Qualcomm's MSM8916 is a quad core Cortex A53 part. Motorola's implementation has it running with a peak CPU core frequency of 1.2GHz, and it's paired with a 400MHz Adreno 306 GPU. Like the Cortex A7 cores used in Snapdragon 410, Cortex A53 is still a dual-issue in-order design, and pipeline depth remains the same as well. ARM has greatly improved branch prediction accuracy and expanded how instructions can be co-issued with Cortex A53, and so much of the performance increase over Cortex A7 will come from those improvements.
The Moto E shows a decent improvement over Snapdragon 400 based devices like the Moto G, and the improvement over the original Moto E would be even larger. That being said the Moto E doesn't do quite as well as one might expect in our browser tests. Browser optimizations play no small part in this, with Chrome having lagged behind the stock browser from other manufacturers for some time now. Motorola's devices use Chrome as their default browser, and I have a feeling that to an extent the Moto E is limited by software here rather than hardware.
PCMark is a benchmark that focuses more on real-world scenarios where race to sleep speed is paramount. In it we see another modest overall lead compared the Moto G. The writing test in particular shows a great deal of improvement, while the video playback test is slightly worse which I suspect is the result of the Moto E's flash storage speeds causing video seek times to be longer than the Moto G.
In BaseMark OS II we actually see the Moto E performing worse than the Snapdragon 400 powered Moto G. The Moto G's higher score in the memory subtest helps to give it an advantage overall, and I'm at a loss to explain why the Moto E scores 50 points lower than the Moto G in the Web subtest. I can only imagine that the cause is related to software tuning but I can't definitively say why the gap is as large as it is.
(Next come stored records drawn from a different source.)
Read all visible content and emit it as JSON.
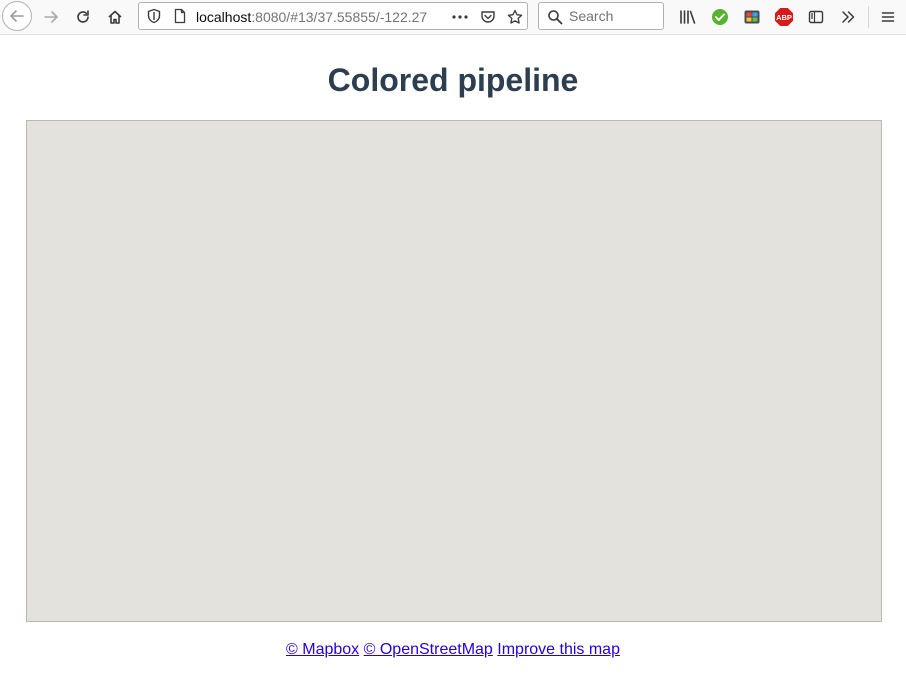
{
  "browser": {
    "url": {
      "host": "localhost",
      "rest": ":8080/#13/37.55855/-122.27"
    },
    "search": {
      "placeholder": "Search"
    },
    "extensions": {
      "abp_label": "ABP"
    }
  },
  "page": {
    "title": "Colored pipeline"
  },
  "attribution": {
    "links": [
      "© Mapbox",
      "© OpenStreetMap",
      "Improve this map"
    ]
  },
  "colors": {
    "title": "#2c3e50",
    "map_background": "#e4e2dd",
    "link": "#2200dd",
    "check_extension": "#55b32f",
    "abp_extension": "#d61a1a"
  },
  "icons": {
    "toolbar": [
      "arrow-left-icon",
      "arrow-right-icon",
      "reload-icon",
      "home-icon",
      "shield-icon",
      "page-icon",
      "more-icon",
      "pocket-icon",
      "star-icon",
      "search-icon",
      "library-icon",
      "check-icon",
      "extension-icon",
      "adblock-icon",
      "sidebar-icon",
      "overflow-icon",
      "menu-icon"
    ]
  }
}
Overall the Moto E does perform well for a budget device, but I do wish Snapdragon 410 showed a greater performance uplift over Snapdragon 400. With only 1GB of RAM and a maximum memory bandwidth of only 5.3GB/s Snapdragon 410 is also under some heavy memory constraints that could be acting as a bottleneck to potentially greater performance improvements with Cortex A53 over Cortex A7.